Note that FOIL completely fails here. If we were to only multiply the first, outer, inner, and last terms, we would get \begin{align} (ax^2 + bx + c)(dx^3 + ex^2 + fx + g) &= adx^5 + agx^2 + cdx^3 + cg. && \text{$\leftarrow$ this is wrong!} \end{align} I hear the objection: "But Xander, we don't teach students to FOIL like that!"

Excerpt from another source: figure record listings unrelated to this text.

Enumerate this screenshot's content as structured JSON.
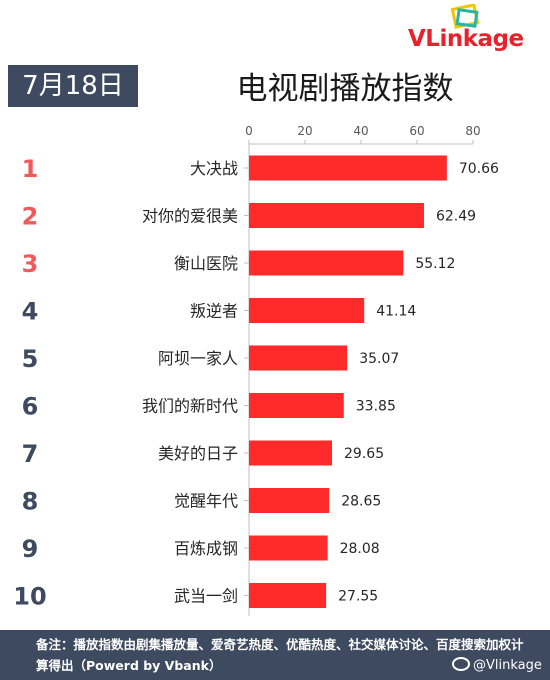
{
  "brand": {
    "logo_text_v": "VL",
    "logo_text_rest": "inkage"
  },
  "header": {
    "date": "7月18日",
    "title": "电视剧播放指数"
  },
  "colors": {
    "bar": "#ff2a2a",
    "rank_top": "#ef5a5a",
    "rank_rest": "#3d4a5f",
    "banner": "#3d4a5f"
  },
  "chart_data": {
    "type": "bar",
    "orientation": "horizontal",
    "categories": [
      "大决战",
      "对你的爱很美",
      "衡山医院",
      "叛逆者",
      "阿坝一家人",
      "我们的新时代",
      "美好的日子",
      "觉醒年代",
      "百炼成钢",
      "武当一剑"
    ],
    "ranks": [
      "1",
      "2",
      "3",
      "4",
      "5",
      "6",
      "7",
      "8",
      "9",
      "10"
    ],
    "values": [
      70.66,
      62.49,
      55.12,
      41.14,
      35.07,
      33.85,
      29.65,
      28.65,
      28.08,
      27.55
    ],
    "value_labels": [
      "70.66",
      "62.49",
      "55.12",
      "41.14",
      "35.07",
      "33.85",
      "29.65",
      "28.65",
      "28.08",
      "27.55"
    ],
    "xlim": [
      0,
      80
    ],
    "ticks": [
      "0",
      "20",
      "40",
      "60",
      "80"
    ],
    "grid": false,
    "axis_position": "top"
  },
  "footer": {
    "note": "备注：播放指数由剧集播放量、爱奇艺热度、优酷热度、社交媒体讨论、百度搜索加权计算得出（Powerd by Vbank）",
    "weibo_handle": "@Vlinkage"
  }
}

You are correct, we don't teach students to do that. And yet, they show up in my class and do it anyway, because they don't understand the deeper concept, which is distribution. The FOIL mnemonic is not all that general, hides the reality of what is going on, and seems to confuse students. Don't teach it.

(Please note: I have intentionally written this to convey a strongly held opinion in an intentionally confrontational manner. However, this really is just my opinion—albeit one backed by my own experience. Do with this opinion as you like.)

Answer 2

Simple answer: Including the signs/negative numbers is algorithmic. Working out the sign afterwards requires thinking. Imagine writing computer code to multiply out the brackets. You would do it by keeping the minus signs with the relevant terms.

(Pedagogically: keeping the signs with the magnitude will extend to bigger brackets in a more natural way than working out the sign afterwards.)

Answer 3

The issue isn't unique to factoring or the FOIL process.

The roots of $(ax^2 + bx + c)$

can be found via the quadratic equation.

$$x = \frac{-b\pm\sqrt{b^2 - 4ac}}{2a}$$

Now, this prompts the issue;

$(2x^2 - 3x - 4)$

What is the value for a,b,c that we will plug into the quadratic equation? Isn't c = -4 ? And we need to accept that the minus operator transmogrifies into a negative sign when the term is isolated. Even though you see 2 'subtractions', how do you respond to the request to identify the 2nd or 3rd term?